# Clean



## eno2

Iemand beweert op een forum "Eenmaal verslaafd, altijd verslaafd" Waarop ik repliceer met "Dus is het niet mogelijk om af te kicken en clean te blijven?". Ik heb de indruk dat er in het Nederlands geen goeie vertaling is van clean in deze context, en dat iedereen "clean" zou gebruiken. Of is "zuiver" wel courant? [hoe spreken jullie "repliceer" uit? Als "replikeer" of als "repliseer"? Zijn allebei goed?]


----------



## YellowOnline

[replikeer], want anders zou het naamwoord [replisasie] uitgesproken worden ipv. [replikatie].
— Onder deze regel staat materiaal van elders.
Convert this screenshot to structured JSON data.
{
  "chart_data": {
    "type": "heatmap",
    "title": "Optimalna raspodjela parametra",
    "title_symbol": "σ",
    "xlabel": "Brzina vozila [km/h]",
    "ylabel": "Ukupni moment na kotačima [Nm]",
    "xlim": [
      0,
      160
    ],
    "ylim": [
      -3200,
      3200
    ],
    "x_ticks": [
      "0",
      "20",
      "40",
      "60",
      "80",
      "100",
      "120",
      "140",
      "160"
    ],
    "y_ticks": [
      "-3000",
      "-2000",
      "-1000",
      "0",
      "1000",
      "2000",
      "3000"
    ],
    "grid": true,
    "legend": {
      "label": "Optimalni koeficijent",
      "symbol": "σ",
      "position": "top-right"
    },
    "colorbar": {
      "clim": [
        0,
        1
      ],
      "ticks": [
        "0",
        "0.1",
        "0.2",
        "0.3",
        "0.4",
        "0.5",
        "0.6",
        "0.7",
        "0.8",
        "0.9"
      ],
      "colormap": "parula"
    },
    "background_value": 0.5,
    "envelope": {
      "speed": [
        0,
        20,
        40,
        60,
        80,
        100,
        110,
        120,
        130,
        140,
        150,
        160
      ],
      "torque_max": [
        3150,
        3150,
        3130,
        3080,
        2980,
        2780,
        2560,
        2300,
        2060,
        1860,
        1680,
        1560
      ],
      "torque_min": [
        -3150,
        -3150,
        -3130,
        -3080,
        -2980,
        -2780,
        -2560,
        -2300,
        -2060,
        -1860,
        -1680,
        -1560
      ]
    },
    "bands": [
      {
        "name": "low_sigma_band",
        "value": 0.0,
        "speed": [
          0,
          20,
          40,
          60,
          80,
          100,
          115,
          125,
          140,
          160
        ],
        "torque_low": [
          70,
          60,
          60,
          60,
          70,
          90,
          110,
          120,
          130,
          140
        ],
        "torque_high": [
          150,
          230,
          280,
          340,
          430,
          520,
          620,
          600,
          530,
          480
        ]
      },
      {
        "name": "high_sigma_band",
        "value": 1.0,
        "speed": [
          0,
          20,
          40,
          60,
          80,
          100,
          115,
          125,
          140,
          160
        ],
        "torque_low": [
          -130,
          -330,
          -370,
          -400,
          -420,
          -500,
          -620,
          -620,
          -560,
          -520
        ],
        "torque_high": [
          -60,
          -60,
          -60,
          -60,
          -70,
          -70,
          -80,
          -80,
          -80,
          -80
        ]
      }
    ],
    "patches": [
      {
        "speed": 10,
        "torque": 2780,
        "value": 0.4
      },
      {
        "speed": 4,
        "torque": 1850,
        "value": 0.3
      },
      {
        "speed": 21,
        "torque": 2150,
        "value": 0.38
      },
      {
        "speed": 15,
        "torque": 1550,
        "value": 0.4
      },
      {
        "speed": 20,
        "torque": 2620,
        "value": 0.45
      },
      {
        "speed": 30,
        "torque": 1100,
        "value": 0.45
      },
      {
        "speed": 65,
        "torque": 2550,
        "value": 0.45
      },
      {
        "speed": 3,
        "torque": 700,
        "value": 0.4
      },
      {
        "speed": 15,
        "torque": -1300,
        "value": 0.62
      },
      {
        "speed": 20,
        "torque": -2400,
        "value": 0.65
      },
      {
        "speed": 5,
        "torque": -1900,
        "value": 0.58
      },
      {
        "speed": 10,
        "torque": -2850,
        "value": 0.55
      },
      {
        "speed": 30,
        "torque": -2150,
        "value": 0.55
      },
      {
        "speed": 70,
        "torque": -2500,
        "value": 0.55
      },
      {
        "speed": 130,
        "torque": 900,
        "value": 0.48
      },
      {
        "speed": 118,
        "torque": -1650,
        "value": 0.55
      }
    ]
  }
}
Wat 'clean' betreft: tja, uiteindelijk is dat straattaal in het Engels die in het Nederlands binnengeslopen is en daardoor geen echt equivalent kent. Idem voor nog een hele resem vergelijkbare woorden, bv. junkie (want verslaafde = addict).


----------



## bibibiben

Sommige mensen beginnen al voorzichtig hier en daar _schoon_ te gebruiken in plaats van _clean, _maar echt gebruikelijk is het nog niet_._

De juiste uitspraak van _repliceer_ is [repliseer], zoals we ook [communiseer] zeggen en niet [communikeer]. Dat het bijbehorende naamwoord als [kommunikatie] wordt uitgesproken, is niet van belang. De zeldzame keren dat een k-uitspraak gehandhaafd blijft, wordt dat ook uitgedrukt in de spelling. Bij _confiscatie _[confiskatie] hoort _confis*qu*eren_ [konfiskeren]. Volgens Van Dale moeten degenen die [replikeer] zeggen (wat in Nederland nooit gebeurt, maar in België kennelijk wel), de spelling _replikeer_ hanteren.

In het algemeen geldt dat een c voor een e als een s klinkt. Enkele uitzonderingen zijn _ceramiek _(de spelling _keramiek_ is inmiddels gebruikelijker), _Cees_ (hoewel sommigen die deze naam dragen, willen worden aangesproken met [sees] en _sceptisch_ (al is de uitspraak [septisch] ook mogelijk).


----------



## YellowOnline

bibibiben said:


> Sommige mensen beginnen al voorzichtig hier en daar _schoon_ te gebruiken in plaats van _clean, _maar echt gebruikelijk is het nog niet_._
> 
> [...]... zoals we ook [communiseer] zeggen en niet [communikeer]. [...].



Goed punt. Maar ik zeg wel degelijk [replikeer]


----------



## bibibiben

YellowOnline said:


> Goed punt. Maar ik zeg wel degelijk [replikeer]


Ja, dat dacht ik wel.


----------



## eno2

bibibiben said:


> Sommige mensen beginnen al voorzichtig hier en daar _schoon_ te gebruiken in plaats van _clean, _maar echt gebruikelijk is het nog niet_._
> 
> De juiste uitspraak van _repliceer_ is [repliseer], zoals we ook [communiseer] zeggen en niet [communikeer]. Dat het bijbehorende naamwoord als [kommunikatie] wordt uitgesproken, is niet van belang. De zeldzame keren dat een k-uitspraak gehandhaafd blijft, wordt dat ook uitgedrukt in de spelling. Bij _confiscatie _[confiskatie] hoort _confis*qu*eren_ [konfiskeren]. Volgens Van Dale moeten degenen die [replikeer] zeggen (wat in Nederland nooit gebeurt, maar in België kennelijk wel), de spelling _replikeer_ hanteren.
> 
> In het algemeen geldt dat een c voor een e als een s klinkt. Enkele uitzonderingen zijn _ceramiek _(de spelling _keramiek_ is inmiddels gebruikelijker), _Cees_ (hoewel sommigen die deze naam dragen, willen worden aangesproken met [sees] en _sceptisch_ (al is de uitspraak [septisch] ook mogelijk).


Ok thx. Repliceren is vernederlandst. confisqueren, appliqueren,  expliqueren niet...


----------



## matakoweg

replikeren ken ik niet, waarschijnlijk alleen door Vlamingen gebruikt


----------